La rébellion est officiellement derrière nous dans les zones du nord de la Côte-d’Ivoire, ethniquement largement favorables au candidat originaire de Kong, Alassane Ouattara. Le nord de la Côte-d’Ivoire demeure zone interdite pour les autres candidats accompagnant le candidat du RDR vers sa réélection « frauduleuse » programmée pour le 25 octobre prochain, dans la mascarade d’élection que lui et sa commission électorale, s’apprêtent à organiser.

 

Le candidat KKB donne ici un apercu du Rien Sauf Ouattara:

 

« Mes affiches sont déchirées et mes représentants sont menacés de morts à Korhogo, Ferké, Boundiali, Séguéla et Tengrela » (KKB)

 

    connectionivoirienne.net

 

 

 

Après les affiches déchirées du candidat Pascal Affi N’guessan à Abobo Gare et la chasse à l’homme des partisans de Ouattara contre tout ce qui n’est pas favorable à leur champion, c’est au tour du candidat Kouadio Konan Bertin dit KKB d’expérimenter le « Rien sauf Ouattara » comme lui-même le rapporte sur sa page facebook : « Mes affiches sont déchirées et mes représentants sont menacés de morts à Korhogo, Ferké, Boundiali, Séguéla et Tengrela », dira-t-il.

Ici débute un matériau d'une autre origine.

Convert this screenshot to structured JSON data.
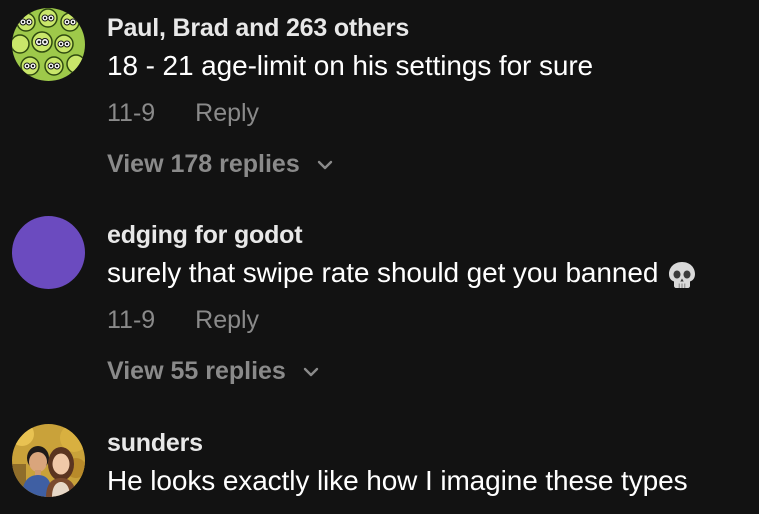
{
  "comments": [
    {
      "avatar_icon": "alien-pattern-avatar",
      "username": "Paul, Brad and 263 others",
      "text": "18 - 21 age-limit on his settings for sure",
      "date": "11-9",
      "reply_label": "Reply",
      "view_replies_label": "View 178 replies"
    },
    {
      "avatar_icon": "purple-circle-avatar",
      "avatar_color": "#6b4bbf",
      "username": "edging for godot",
      "text": "surely that swipe rate should get you banned",
      "emoji_icon": "skull-icon",
      "date": "11-9",
      "reply_label": "Reply",
      "view_replies_label": "View 55 replies"
    },
    {
      "avatar_icon": "couple-photo-avatar",
      "username": "sunders",
      "text": "He looks exactly like how I imagine these types"
    }
  ],
  "colors": {
    "background": "#121212",
    "primary_text": "#ffffff",
    "secondary_text": "#8a8a8a"
  }
}
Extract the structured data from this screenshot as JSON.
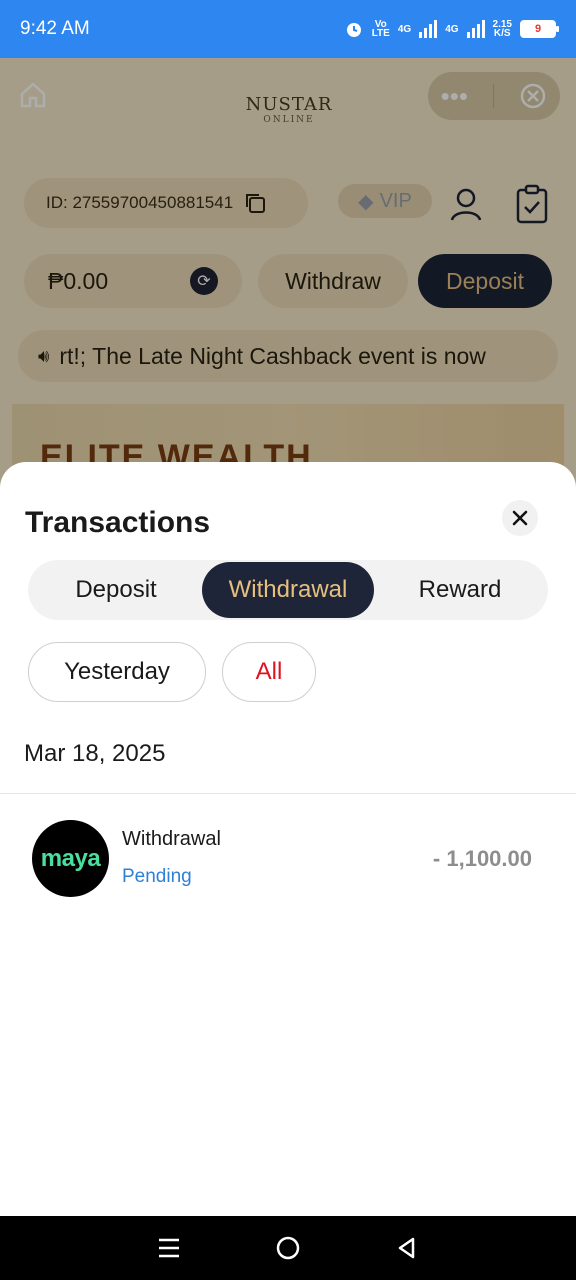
{
  "status_bar": {
    "time": "9:42 AM",
    "volte": "Vo\nLTE",
    "net1": "4G",
    "net2": "4G",
    "speed": "2.15",
    "speed_unit": "K/S",
    "battery": "9"
  },
  "background_app": {
    "brand_name": "NUSTAR",
    "brand_sub": "ONLINE",
    "user_id": "ID: 27559700450881541",
    "vip_label": "VIP",
    "balance": "₱0.00",
    "withdraw_label": "Withdraw",
    "deposit_label": "Deposit",
    "marquee_text": "rt!; The Late Night Cashback event is now",
    "banner_text": "ELITE WEALTH"
  },
  "sheet": {
    "title": "Transactions",
    "tabs": [
      {
        "label": "Deposit",
        "active": false
      },
      {
        "label": "Withdrawal",
        "active": true
      },
      {
        "label": "Reward",
        "active": false
      }
    ],
    "filters": [
      {
        "label": "Yesterday",
        "selected": false
      },
      {
        "label": "All",
        "selected": true
      }
    ],
    "groups": [
      {
        "date": "Mar 18, 2025",
        "transactions": [
          {
            "method_logo": "maya",
            "type": "Withdrawal",
            "status": "Pending",
            "amount": "- 1,100.00"
          }
        ]
      }
    ]
  },
  "colors": {
    "status_bar": "#2e86f0",
    "active_tab_bg": "#1f2538",
    "active_tab_text": "#e6c07f",
    "selected_filter_text": "#e0121f",
    "pending_status": "#2f7fd6",
    "maya_green": "#48e09c"
  }
}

Alors qu’officiellement la rébellion armée des forces nouvelles de Guillaume Soro qui a endeuillé le pays de 2002 à 2010, est derrière nous, le pays étant en principe réunifié, tout se passe comme si les zones Centre et Nord étaient toujours des zones rebelles pro-Ouattara où on n’a pas le droit de parler d’une autre personne à part Alassane Dramane Ouattara. Le Centre et le Nord de la Côte-d’Ivoire demeurent des zone interdites pour les autres candidats à l’élection présidentielle. Aucun d’eux ne s’y est encore risqué.

Comme en 2010, des fraudes massives s’y préparent et les urnes bourrées attendent déjà pour proclamer ADO gagnant dans ces zones avec des scores à la soviétique proches de 99%, et donner un semblant de verni d’élection à la mascarade électorale en cours.

Vivement comme le dit la CNC, le report des élections et la mise sur pieds d’une transition politique pour remettre le pays sur les rails, avec à la clé, de vraies élections crédibles et transparentes, à mille lieues de la farce électorale actuelle.